Isn't the same for the line integral? If I evaluate the line integral from one point to the same point, would I not obtain a zero value? And not a nonzero value?

LE:
Ok, I think I got it. First he defines the voltage as a line integral over an open path. Then he makes the two points the same and by doing so he obtains a closed path.
From the net: "A path C is called closed if its initial and final points are the same point. For example a circle is a closed path."

So, when he says "if we choose the two points x and y to be the same" he is not saying x = y in the sense that the length of the path is 0, but in the sense of a closed path and of length different than 0.

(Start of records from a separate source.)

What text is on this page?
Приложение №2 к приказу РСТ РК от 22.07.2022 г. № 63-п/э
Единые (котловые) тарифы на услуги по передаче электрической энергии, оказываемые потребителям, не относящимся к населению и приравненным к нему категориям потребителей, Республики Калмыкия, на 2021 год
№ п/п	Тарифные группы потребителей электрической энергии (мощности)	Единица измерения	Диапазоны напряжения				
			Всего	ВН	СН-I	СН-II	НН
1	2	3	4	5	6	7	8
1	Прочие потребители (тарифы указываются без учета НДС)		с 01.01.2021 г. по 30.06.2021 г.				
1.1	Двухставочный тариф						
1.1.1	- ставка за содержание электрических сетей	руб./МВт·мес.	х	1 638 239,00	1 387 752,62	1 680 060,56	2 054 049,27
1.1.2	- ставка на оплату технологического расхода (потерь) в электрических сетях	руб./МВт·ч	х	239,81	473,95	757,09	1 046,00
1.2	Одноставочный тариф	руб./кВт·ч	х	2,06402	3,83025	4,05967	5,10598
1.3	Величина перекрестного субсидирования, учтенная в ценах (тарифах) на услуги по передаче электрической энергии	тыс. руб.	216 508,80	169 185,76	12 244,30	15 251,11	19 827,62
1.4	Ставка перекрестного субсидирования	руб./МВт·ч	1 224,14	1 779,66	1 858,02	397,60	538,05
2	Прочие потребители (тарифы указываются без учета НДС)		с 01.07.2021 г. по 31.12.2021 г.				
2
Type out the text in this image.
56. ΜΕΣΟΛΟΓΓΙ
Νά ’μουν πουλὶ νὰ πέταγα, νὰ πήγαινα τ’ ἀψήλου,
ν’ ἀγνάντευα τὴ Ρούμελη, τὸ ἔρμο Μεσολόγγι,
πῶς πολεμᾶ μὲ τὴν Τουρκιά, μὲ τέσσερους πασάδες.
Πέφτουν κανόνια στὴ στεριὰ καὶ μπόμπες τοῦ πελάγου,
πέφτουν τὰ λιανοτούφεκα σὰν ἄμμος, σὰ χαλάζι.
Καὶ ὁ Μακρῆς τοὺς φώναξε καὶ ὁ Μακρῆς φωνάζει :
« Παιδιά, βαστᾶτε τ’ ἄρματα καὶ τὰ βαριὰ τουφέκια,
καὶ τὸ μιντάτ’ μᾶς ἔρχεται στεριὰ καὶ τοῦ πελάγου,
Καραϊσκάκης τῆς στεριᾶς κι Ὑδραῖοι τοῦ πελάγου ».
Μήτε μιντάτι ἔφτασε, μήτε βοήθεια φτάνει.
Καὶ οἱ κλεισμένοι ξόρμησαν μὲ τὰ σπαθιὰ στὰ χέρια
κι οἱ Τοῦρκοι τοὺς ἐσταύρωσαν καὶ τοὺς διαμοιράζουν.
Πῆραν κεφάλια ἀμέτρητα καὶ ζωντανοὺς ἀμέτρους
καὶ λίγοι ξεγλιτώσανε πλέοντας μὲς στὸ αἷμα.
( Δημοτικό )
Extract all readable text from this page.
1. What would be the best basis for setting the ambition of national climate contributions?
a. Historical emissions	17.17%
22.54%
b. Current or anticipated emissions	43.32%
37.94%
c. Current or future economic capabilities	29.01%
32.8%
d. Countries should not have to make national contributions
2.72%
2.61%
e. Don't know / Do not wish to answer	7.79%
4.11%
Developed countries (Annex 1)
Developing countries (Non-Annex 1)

My confusion arose from the fact that I considered this path having length 0.
 
Last edited:

WBahn

Joined Mar 31, 2012
30,062
I understood that. But if we choose the two points to be the same, will not that integral evaluate to 0?

For example:

from 1 to 1 of xdx = 0

Isn't the same for the line integral? If I evaluate the line integral from one point to the same point, would I not obtain a zero value? And not a nonzero value?
Not if the field is non-conservative. That is the practical definition of a non-conservative field -- namely that the integral of the field is path dependent. As soon as that is the case, then the path integral along a closed path need no longer be either zero or unique.
 

Thread Starter

RdAdr

Joined May 19, 2013
214
I understood.

When I was giving that example, I was not referring to a line integral but to a regular integral that calculates the area under a curve on the x axis.

I figure it all out. Thanks.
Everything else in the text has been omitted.